Quando você menos perceber, já vai estar hipnotizado. Se pensar demais nisso, vai acabar com o próprio transe. Deixe-se levar, mantendo a respiração sob controle. É a hora de tratar de seus objetivos. Aproveite para mentalizar alguns comandos simples para você mesmo, como “Não vou mais me irritar no trânsito”, “Vou reduzir o número de cigarros que eu fumo por dia”, “Vou comer menos doces”. Tudo muito positivo, relacionando esses comandos com sensações positivas e saudáveis.

Depois de algum tempo, você vai começar a voltar ao estado natural. Induza esse estado repetindo para si mesmo: “Estou relaxado, descansado, calmo, tranquilo. Agora vou retornar às minhas atividades normais, com uma nova disposição”. Imagine-se saindo de uma piscina quente, degrau após degrau. Sinta o vento batendo no rosto.
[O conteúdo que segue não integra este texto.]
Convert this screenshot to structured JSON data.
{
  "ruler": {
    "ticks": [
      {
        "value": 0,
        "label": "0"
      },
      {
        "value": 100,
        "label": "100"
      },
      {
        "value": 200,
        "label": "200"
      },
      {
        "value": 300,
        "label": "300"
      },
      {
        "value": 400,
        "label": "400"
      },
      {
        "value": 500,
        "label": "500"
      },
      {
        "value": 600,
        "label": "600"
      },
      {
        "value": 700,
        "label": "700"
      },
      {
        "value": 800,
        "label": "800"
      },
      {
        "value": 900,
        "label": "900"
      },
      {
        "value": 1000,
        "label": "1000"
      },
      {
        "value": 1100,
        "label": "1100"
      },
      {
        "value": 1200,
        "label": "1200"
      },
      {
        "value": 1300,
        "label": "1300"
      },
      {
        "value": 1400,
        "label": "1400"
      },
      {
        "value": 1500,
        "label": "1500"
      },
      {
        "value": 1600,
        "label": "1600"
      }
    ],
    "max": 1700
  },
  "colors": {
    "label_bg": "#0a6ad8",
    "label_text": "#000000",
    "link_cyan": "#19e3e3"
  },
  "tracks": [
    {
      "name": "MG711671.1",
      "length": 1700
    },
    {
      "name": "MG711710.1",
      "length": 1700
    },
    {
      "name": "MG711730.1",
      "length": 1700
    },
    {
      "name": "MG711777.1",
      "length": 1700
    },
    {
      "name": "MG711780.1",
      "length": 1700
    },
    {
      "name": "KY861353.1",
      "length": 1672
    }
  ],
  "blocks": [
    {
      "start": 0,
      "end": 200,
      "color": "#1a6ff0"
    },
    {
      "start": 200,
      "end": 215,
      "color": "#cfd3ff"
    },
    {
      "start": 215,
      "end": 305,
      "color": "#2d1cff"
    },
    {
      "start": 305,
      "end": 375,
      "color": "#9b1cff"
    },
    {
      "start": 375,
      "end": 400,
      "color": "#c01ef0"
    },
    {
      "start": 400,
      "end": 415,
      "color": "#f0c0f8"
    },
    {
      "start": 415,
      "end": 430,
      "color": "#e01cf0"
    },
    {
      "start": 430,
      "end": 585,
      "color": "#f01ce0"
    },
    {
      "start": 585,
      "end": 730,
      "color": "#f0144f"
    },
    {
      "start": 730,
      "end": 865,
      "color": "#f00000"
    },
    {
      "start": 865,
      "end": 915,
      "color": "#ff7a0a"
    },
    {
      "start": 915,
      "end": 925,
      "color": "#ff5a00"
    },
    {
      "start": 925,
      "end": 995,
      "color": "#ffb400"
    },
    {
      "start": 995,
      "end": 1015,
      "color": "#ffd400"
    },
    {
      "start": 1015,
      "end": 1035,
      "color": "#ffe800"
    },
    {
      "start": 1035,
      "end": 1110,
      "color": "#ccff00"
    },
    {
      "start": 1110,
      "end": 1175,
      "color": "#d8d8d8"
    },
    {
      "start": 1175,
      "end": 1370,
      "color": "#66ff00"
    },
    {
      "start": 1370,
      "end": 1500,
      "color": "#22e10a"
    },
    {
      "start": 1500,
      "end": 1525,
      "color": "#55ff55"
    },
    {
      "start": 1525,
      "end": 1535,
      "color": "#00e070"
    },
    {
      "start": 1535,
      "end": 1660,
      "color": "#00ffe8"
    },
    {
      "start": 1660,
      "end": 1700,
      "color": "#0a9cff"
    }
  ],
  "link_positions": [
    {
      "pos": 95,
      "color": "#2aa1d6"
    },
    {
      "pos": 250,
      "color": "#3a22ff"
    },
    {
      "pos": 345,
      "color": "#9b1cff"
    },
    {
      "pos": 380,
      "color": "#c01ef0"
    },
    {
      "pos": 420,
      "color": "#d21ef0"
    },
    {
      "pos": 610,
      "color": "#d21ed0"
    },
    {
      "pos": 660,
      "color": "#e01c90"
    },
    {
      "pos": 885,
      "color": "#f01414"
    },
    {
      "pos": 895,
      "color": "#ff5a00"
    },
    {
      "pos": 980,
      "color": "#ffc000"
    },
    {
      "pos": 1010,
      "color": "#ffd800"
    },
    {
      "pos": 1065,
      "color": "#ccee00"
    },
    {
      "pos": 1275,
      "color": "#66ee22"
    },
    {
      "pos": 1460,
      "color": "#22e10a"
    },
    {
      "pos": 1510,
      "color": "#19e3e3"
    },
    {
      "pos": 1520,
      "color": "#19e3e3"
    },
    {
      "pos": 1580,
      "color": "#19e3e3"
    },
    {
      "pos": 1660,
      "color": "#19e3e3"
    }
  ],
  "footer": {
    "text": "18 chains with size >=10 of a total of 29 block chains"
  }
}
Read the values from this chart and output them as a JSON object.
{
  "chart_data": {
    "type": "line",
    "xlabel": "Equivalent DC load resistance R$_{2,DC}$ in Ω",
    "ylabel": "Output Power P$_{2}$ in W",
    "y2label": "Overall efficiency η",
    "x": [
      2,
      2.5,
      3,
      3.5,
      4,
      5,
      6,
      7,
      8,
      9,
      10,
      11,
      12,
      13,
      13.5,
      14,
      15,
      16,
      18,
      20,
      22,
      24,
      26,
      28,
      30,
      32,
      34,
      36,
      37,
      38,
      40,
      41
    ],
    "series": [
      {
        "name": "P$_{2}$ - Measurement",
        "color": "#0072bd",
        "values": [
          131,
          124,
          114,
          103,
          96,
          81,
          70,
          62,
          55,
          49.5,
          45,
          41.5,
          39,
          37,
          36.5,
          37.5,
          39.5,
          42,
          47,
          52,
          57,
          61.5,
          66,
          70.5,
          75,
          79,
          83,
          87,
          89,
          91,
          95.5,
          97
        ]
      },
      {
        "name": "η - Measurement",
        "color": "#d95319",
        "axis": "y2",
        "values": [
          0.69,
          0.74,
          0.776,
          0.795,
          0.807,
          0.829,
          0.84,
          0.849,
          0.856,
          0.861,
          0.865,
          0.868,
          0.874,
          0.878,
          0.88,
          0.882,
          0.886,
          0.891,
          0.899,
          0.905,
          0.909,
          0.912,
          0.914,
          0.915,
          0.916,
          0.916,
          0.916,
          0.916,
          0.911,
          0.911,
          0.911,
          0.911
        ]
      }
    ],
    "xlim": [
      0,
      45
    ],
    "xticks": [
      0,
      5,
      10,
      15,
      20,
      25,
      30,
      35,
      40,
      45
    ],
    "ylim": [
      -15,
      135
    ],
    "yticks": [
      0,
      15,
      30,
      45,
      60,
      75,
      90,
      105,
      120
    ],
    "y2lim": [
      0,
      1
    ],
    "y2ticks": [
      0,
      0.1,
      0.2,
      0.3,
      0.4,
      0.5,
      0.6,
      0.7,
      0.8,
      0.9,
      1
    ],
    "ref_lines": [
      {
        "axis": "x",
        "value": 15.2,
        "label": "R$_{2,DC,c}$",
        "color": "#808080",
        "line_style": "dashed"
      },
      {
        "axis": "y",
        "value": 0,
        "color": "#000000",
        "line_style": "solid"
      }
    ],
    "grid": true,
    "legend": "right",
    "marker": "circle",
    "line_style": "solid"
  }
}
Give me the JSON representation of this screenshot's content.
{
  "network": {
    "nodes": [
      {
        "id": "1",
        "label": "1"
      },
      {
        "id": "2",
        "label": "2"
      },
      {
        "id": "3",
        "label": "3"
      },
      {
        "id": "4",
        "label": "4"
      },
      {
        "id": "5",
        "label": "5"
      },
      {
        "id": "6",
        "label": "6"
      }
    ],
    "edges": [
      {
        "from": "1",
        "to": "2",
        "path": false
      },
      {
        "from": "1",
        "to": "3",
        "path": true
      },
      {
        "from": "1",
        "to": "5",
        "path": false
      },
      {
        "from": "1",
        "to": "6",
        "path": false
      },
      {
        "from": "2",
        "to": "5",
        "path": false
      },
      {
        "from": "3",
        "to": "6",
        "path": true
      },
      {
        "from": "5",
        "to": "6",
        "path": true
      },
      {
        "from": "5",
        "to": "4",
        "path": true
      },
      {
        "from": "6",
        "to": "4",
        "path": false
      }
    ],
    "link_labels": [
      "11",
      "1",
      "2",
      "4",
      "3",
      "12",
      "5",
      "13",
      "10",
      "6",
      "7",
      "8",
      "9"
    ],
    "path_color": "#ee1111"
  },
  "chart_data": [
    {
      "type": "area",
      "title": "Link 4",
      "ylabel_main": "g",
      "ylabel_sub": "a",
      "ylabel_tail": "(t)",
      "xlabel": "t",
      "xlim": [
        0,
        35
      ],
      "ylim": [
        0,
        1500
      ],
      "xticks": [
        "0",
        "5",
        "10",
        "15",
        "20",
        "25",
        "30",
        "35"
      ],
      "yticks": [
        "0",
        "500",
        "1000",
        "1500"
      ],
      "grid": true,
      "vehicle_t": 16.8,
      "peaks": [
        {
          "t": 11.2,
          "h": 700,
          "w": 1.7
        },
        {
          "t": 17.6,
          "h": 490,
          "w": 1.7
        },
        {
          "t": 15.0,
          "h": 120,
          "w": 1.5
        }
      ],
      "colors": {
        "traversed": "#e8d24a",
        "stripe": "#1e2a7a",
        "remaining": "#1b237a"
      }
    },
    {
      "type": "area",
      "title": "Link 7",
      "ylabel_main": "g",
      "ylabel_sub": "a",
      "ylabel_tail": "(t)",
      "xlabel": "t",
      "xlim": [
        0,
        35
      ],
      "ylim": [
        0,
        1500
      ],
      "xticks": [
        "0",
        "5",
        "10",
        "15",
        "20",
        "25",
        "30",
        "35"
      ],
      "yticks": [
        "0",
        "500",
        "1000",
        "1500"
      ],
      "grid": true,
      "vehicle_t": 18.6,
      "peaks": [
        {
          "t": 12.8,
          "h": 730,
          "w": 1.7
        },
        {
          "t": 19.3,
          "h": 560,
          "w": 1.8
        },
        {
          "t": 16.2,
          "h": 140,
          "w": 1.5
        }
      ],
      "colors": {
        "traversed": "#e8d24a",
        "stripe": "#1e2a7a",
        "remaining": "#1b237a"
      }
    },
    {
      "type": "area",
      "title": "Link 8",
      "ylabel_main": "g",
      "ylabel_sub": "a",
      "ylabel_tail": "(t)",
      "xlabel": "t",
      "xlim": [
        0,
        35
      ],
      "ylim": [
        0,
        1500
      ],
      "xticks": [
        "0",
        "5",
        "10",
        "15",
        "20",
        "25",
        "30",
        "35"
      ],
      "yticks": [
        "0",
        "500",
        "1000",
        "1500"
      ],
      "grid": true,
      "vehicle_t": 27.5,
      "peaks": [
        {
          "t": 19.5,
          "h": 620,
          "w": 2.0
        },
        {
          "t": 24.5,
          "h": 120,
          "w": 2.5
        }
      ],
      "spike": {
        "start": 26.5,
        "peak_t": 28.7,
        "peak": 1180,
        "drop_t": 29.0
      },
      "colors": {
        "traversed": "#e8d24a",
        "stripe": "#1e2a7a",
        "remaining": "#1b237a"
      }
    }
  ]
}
Ao final do processo, você vai estar se sentindo muito melhor. Talvez com uma leve sonolência nos primeiros minutos, como se tivesse acabado de acordar, mas logo depois vai estar novo em folha. Se transformar esse relaxamento em rotina, vai começar a ver resultados – como o piloto André Borschberg, da companhia Solar Impulse, que fez da técnica uma maneira de não ter sono durante o longo voo que ele está para realizar entre a China e o Havaí no comando de uma aeronave inteiramente movida a energia solar.

“A hipnose não tem relação direta com a meditação aos moldes orientais, mas seus resultados são parecidos”, diz David Spiegel. “Ajuda a pessoa a encontrar o tão falado equilíbrio entre corpo e mente.”